5. Selon l’article R. 143-26 du code de la sécurité sociale, dans sa rédaction antérieure à son abrogation par le décret n° 2018-928 du 29 octobre 2018, la procédure devant la Cour nationale est orale. Toutefois, les parties qui adressent à la Cour nationale un mémoire dans les conditions prévues par l’article R. 143-25 sont dispensées de se présenter à l’audience conformément à l’article 446-1 du code de procédure civile.

6. Il résulte des articles R. 143-27 et R. 143-28-1 du code de la sécurité sociale, dans leur rédaction antérieure à leur abrogation par le décret précité, que lorsque l’affaire n’est pas en état d’être jugée, le président de la section à laquelle elle a été confiée en assure l’instruction et que, dans ce cas, une ordonnance de clôture, mentionnant la date de l’audience, est notifiée à chacune des parties.
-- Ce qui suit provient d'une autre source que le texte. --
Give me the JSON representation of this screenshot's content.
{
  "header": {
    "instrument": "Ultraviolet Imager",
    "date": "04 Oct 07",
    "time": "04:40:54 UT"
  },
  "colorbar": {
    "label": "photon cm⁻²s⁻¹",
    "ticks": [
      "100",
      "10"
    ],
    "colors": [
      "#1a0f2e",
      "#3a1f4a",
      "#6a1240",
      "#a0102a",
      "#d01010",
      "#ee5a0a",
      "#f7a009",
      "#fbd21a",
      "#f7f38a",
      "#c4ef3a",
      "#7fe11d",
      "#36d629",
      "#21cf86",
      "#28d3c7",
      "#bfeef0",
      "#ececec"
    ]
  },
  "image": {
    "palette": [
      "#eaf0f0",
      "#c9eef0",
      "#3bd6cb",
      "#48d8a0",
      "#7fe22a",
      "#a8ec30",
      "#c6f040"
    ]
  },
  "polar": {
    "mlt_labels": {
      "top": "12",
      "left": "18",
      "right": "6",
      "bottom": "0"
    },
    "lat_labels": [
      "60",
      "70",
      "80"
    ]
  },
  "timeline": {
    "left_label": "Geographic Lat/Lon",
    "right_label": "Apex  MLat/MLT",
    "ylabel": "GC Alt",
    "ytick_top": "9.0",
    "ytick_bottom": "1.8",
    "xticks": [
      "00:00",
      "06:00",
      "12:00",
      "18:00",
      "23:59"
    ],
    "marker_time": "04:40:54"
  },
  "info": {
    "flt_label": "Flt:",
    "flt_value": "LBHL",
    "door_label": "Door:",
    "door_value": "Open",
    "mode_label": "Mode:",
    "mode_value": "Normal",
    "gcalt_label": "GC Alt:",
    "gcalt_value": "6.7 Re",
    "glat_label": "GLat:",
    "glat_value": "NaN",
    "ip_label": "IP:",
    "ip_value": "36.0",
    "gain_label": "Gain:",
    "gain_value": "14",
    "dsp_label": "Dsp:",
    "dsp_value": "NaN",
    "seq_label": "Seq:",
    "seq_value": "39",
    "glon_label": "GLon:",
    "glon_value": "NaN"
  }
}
7. En l’absence d’instruction, les parties sont, en application de l’article R. 143-28-2 du même code, dans sa rédaction antérieure à son abrogation par le décret précité, convoquées à l’audience par le secrétariat de la Cour nationale. La convocation les informe de la possibilité qu’elles ont d’y présenter des observations orales.

8. Par un arrêt rendu le 10 octobre 2024 (2e Civ., 10 octobre 2024, pourvoi n° 22-12.882, publié), la Cour de cassation a jugé qu’il résulte des dispositions précitées, interprétées à la lumière de l’article 6, § 1, de la Convention de sauvegarde des droits de l’homme et des libertés fondamentales, qu’à moins que les parties ne soient tenues d’accomplir une diligence particulière mise à leur charge par la juridiction, la direction de la procédure leur échappe. Elles n’ont, dès lors, pas de diligences à accomplir en vue de l’audience à laquelle elles sont convoquées par le secrétariat de la Cour nationale.
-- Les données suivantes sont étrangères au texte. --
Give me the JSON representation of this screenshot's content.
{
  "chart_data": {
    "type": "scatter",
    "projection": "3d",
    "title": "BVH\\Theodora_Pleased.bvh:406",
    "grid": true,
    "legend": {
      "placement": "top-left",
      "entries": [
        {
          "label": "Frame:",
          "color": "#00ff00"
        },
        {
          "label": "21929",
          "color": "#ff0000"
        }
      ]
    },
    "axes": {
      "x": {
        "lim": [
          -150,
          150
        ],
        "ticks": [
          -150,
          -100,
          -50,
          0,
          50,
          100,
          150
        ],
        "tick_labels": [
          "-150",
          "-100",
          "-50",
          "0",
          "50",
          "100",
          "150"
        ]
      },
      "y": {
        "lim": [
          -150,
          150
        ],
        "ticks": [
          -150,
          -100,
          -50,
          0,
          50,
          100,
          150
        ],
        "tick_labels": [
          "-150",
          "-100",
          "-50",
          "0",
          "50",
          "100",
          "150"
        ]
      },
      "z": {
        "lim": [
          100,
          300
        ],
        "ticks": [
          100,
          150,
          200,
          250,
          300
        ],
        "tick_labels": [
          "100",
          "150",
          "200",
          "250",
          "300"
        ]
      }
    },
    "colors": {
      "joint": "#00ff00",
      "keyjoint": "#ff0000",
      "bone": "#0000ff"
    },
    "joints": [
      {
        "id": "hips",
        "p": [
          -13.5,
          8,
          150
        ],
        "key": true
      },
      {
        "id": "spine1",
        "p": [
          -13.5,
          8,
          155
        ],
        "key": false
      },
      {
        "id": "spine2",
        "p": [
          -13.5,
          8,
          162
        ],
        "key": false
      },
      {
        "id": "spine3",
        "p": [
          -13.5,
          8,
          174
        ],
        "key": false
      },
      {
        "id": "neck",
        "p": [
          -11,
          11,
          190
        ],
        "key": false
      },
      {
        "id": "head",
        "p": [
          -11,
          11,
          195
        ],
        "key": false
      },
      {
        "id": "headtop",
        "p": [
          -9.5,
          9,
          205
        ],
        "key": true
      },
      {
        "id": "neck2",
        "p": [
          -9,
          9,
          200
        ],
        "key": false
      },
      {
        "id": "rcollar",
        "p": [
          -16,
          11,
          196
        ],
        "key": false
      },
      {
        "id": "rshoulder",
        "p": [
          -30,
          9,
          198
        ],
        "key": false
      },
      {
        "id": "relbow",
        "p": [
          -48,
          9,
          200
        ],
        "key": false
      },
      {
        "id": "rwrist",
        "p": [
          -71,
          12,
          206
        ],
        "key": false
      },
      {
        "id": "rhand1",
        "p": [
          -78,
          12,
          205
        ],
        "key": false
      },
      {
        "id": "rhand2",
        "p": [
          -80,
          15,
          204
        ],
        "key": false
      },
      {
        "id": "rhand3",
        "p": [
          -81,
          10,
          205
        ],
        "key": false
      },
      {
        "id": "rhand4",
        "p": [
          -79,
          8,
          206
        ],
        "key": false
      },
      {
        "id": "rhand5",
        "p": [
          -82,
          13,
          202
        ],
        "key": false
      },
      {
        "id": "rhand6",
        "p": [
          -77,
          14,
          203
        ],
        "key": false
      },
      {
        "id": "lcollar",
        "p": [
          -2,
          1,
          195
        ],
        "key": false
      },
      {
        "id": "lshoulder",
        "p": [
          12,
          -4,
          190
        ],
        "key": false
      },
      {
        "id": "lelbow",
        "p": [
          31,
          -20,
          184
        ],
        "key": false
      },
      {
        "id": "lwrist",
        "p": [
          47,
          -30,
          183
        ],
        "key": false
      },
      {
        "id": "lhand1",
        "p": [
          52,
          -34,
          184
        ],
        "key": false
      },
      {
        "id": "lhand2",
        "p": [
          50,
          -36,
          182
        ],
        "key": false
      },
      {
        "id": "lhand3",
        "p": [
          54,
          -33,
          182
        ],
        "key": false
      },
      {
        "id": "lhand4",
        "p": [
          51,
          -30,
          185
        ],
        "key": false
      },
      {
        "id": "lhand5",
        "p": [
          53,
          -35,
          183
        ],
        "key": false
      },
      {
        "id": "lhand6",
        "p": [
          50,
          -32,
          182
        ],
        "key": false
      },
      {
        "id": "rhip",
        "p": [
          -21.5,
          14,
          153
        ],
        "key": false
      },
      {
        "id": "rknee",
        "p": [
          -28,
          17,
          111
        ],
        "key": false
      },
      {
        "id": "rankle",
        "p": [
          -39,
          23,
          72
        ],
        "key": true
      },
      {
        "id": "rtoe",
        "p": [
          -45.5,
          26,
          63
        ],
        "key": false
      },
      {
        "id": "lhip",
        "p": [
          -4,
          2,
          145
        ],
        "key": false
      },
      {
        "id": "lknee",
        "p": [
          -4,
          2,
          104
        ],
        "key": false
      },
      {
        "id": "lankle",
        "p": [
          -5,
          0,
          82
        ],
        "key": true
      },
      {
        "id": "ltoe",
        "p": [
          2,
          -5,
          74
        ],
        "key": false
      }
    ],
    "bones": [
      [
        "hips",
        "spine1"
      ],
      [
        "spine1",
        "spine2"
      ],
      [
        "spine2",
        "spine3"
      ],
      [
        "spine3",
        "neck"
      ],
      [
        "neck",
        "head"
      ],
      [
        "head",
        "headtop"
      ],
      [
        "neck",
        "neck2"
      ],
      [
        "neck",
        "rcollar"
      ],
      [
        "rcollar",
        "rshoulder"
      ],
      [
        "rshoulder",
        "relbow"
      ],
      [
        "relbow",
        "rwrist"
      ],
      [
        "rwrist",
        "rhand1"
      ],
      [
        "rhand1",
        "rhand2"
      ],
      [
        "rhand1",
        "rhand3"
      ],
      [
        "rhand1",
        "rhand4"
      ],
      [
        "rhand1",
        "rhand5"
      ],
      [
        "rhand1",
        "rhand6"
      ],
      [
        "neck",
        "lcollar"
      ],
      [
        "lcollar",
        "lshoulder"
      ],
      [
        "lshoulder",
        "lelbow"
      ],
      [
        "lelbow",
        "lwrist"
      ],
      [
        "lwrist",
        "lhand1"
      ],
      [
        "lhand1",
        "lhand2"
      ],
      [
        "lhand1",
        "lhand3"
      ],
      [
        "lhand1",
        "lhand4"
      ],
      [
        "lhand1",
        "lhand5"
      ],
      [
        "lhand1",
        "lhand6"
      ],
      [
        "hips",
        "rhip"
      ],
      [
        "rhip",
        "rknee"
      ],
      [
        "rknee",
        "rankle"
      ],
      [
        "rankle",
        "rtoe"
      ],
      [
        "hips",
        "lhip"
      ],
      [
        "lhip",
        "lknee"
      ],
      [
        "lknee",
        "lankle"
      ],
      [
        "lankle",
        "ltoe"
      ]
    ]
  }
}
9. En particulier, il ne saurait leur être imposé de solliciter la fixation de l’affaire à une audience à la seule fin d’interrompre le cours de la péremption, laquelle ne peut leur être opposée pour ce motif.

10. Ayant relevé que les parties avaient adressé leurs mémoires respectifs les 29 août 2016 et le 10 octobre suivant puis le 15 novembre 2019, c’est à bon droit que la Cour nationale a rejeté l’incident de péremption, aucune diligence particulière n’ayant été mise à la charge des parties par la juridiction.

11. Le moyen n’est, dès lors, pas fondé.